The state hospital regulators at the Department of Community Health are on board. Commissioner Clyde Reese said he’s working on calling a special board meeting as early as next week to consider the governor’s proposal, followed by a public comment period. The rules could be in his books by late May, Reese said.

The rules would be retroactive one year back from the date DCH adopts them.

Macon County will be paying attention.

Late last summer, the Flint River Community Hospital in Montezuma closed its ER.

“The (county) commissioners in that area were trying to come up with a plan to create a freestanding emergency room,” said state Rep. Patty Bentley, D-Reynolds.

If the new state rules are adopted quickly enough, Flint River may find some provision they want to use.

Democrat lawmakers applauded Deal’s announcement, especially state Sen. David Lucas of Macon. His district covers all or part of seven counties, including Hancock, which has no hospital.

“I want to thank you,” Lucas told the governor. “It shows that even though you’re on one side of the aisle, and I’m on the other side, that sometimes we can get together on things that affect everybody.”

Lucas spent the annual legislative session hammering anyone who would listen about the need for rural triage centers, but his move to create them via Senate Bill 338 went nowhere. He hammered the executive branch as well, including in a meeting with Deal last week.

“I told him he was going to be happy,” said Deal.

State Rep. Debbie Buckner, D-Junction City, said the move is a 180-degree turn from the sentiment at the beginning of the session, when a suburban Atlanta lawmaker was quoted in a media story saying some rural hospitals should close.

“We’ve got to figure out how to help them make money to stay open,” said Buckner. Besides the health care, a hospital has ripple effects in a community, she said, like creating good-paying jobs and tax receipts.

Not to mention the effects on the county’s bond rating. In many cases, counties underwrite their hospital.

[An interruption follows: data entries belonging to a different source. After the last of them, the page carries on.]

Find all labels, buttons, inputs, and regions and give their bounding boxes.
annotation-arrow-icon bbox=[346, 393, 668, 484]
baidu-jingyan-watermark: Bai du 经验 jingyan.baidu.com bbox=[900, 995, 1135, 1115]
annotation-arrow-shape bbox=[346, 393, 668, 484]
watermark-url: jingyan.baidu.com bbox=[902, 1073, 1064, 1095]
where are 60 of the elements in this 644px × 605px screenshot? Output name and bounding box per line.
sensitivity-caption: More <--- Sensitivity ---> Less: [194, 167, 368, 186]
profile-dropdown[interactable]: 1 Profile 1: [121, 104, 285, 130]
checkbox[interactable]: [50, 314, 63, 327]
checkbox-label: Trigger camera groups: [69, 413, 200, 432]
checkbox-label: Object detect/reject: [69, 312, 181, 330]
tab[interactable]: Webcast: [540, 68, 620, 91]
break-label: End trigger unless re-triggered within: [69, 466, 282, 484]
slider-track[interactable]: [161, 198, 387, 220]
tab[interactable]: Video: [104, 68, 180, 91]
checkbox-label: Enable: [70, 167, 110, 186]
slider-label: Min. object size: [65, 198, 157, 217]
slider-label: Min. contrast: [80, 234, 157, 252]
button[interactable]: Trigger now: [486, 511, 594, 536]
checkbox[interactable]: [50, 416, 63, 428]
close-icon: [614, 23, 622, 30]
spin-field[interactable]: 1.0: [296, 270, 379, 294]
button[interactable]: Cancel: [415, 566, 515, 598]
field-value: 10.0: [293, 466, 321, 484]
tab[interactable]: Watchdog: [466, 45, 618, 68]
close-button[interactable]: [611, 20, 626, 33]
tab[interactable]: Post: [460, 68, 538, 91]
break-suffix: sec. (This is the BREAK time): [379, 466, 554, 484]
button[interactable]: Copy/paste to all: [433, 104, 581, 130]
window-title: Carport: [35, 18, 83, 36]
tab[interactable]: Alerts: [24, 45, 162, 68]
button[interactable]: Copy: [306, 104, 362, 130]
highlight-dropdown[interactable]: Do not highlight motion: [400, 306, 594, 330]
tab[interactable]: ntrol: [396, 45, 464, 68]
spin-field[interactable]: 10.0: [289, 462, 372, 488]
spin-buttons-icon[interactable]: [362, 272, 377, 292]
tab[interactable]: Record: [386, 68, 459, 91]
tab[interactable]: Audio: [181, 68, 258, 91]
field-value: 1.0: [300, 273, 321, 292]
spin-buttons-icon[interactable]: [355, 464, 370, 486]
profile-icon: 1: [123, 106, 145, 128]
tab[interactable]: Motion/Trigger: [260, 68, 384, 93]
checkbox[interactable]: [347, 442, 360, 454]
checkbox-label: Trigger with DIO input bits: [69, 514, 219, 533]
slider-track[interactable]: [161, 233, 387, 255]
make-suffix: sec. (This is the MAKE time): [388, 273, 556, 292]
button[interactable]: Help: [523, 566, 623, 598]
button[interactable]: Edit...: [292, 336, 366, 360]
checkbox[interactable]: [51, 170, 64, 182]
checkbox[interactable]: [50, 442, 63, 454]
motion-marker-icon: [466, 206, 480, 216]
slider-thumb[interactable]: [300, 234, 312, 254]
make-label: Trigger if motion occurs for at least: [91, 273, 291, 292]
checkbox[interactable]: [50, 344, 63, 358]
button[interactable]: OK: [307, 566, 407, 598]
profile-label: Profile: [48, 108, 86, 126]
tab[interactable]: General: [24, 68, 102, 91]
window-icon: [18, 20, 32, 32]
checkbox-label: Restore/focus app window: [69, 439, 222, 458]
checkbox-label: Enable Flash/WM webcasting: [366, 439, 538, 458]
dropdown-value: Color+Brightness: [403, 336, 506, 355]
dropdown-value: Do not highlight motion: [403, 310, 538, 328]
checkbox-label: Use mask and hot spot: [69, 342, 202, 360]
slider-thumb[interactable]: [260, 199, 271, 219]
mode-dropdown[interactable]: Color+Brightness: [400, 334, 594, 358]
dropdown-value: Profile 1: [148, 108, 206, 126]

Jimmy Lewis, CEO of HomeTown Health, a network of rural hospitals and health care providers, said the rules would offer hospitals a “buffet” of choices about what services to offer.

“In Georgia we’ve never had this opportunity to explore this access point,” said Lewis, and it’s not exactly clear yet what mix of services and funding would keep the centers afloat. Under the rule, hospitals and the counties that run them would get the chance to “go after how to fund it, how to fix it.”

He called the proposed rules “a phenomenal first step.”